Recomendações para realização da Baciloscopia e/ou cultura
Na Tuberculose
Pulmonar
1 – Baciloscopia é obrigatória na análise de todas as amostras, tanto
para o diagnóstico quanto para o controle de tratamento.
2 – Cultura é obrigatória para:
▪ diagnóstico em todas as outras amostras, que não o escarro;
▪ confirmação diagnóstica, em amostras de escarro de sintomáticos
respiratórios com baciloscopia repetidamente negativa;
▪ verificação da farmacorresistência, em qualquer amostra de casos que
não respondem ao tratamento
Na Tuberculose
Extrapulmonar
É obrigatória a realização simultânea da baciloscopia e da cultura em
todas as amostras, menos no sangue.
Recomenda-se a baciloscopia e a cultura, em qualquer amostra de pacientes HIV
positivos, uma vez que eles podem ser acometidos por outras micobactérias, que exigem
identificação da espécie para adequação do tratamento.
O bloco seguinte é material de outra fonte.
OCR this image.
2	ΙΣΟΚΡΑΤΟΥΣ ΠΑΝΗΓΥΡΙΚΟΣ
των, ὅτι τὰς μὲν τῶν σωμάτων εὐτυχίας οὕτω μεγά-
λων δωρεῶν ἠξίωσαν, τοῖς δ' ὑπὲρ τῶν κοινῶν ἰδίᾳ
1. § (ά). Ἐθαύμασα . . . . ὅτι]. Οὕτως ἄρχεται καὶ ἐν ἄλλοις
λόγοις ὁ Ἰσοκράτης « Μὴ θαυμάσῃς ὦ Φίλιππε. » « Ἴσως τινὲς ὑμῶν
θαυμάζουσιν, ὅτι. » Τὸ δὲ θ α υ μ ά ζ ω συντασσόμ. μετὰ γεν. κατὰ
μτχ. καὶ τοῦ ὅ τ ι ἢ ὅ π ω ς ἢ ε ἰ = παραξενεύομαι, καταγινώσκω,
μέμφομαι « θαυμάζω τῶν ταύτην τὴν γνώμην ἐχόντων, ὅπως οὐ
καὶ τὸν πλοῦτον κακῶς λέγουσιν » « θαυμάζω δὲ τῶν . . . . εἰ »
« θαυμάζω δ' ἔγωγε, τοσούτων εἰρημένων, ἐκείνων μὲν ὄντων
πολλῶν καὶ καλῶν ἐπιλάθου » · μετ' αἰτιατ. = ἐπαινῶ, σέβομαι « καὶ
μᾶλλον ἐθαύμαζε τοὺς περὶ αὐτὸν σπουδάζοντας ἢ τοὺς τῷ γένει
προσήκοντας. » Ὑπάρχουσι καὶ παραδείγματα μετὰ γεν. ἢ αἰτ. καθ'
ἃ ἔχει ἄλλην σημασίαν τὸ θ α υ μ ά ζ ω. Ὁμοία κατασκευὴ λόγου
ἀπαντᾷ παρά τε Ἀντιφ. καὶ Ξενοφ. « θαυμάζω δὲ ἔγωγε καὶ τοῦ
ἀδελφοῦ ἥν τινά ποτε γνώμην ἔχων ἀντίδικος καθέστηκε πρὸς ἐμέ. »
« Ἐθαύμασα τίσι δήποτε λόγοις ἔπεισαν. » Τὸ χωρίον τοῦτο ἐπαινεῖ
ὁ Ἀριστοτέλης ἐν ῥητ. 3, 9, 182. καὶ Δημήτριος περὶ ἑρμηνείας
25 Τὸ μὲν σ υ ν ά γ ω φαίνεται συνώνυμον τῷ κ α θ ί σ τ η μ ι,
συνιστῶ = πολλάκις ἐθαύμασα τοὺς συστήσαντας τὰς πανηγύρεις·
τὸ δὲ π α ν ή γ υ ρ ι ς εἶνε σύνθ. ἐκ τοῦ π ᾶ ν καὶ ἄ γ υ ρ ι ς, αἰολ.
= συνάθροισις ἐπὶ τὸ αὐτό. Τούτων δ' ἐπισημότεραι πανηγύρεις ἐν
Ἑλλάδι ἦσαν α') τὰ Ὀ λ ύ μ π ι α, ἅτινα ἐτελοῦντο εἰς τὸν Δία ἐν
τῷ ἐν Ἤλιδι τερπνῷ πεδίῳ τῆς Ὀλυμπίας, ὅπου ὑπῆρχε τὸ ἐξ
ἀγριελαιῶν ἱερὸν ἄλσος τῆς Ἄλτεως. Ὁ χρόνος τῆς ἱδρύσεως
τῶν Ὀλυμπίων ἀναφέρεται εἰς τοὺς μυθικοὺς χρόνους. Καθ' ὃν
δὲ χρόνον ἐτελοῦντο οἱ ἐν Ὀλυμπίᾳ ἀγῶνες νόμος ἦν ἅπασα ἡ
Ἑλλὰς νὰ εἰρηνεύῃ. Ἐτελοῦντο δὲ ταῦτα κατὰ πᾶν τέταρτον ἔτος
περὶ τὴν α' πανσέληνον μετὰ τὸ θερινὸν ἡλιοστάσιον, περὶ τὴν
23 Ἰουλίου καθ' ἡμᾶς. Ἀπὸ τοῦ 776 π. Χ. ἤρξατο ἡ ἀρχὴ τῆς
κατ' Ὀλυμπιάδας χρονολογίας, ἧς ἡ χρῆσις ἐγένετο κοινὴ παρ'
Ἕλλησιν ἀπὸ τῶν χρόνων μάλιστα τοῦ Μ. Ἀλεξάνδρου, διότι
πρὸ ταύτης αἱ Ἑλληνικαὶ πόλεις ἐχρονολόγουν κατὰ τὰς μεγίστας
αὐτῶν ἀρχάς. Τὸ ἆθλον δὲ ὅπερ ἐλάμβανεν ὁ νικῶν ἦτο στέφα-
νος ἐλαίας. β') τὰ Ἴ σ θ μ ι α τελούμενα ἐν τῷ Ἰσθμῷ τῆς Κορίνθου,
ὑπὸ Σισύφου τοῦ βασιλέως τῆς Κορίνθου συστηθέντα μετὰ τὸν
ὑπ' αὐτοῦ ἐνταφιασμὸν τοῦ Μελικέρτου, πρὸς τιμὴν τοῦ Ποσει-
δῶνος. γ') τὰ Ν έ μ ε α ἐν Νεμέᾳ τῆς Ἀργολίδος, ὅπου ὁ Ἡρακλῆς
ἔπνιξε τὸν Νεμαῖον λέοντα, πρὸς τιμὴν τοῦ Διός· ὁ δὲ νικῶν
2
A baciloscopia é obrigatória na tuberculose pulmonar porque identifica a maioria dos
casos bacilíferos, que são as fontes mais importantes de transmissão da doença.
A baciloscopia de controle permite avaliar o sucesso ou a falência do tratamento, sendo
ideal a sua realização ao final de cada mês de tratamento. Baciloscopia negativa ao final do
segundo mês e permanência desta até o final do tratamento demonstra a cura da doença.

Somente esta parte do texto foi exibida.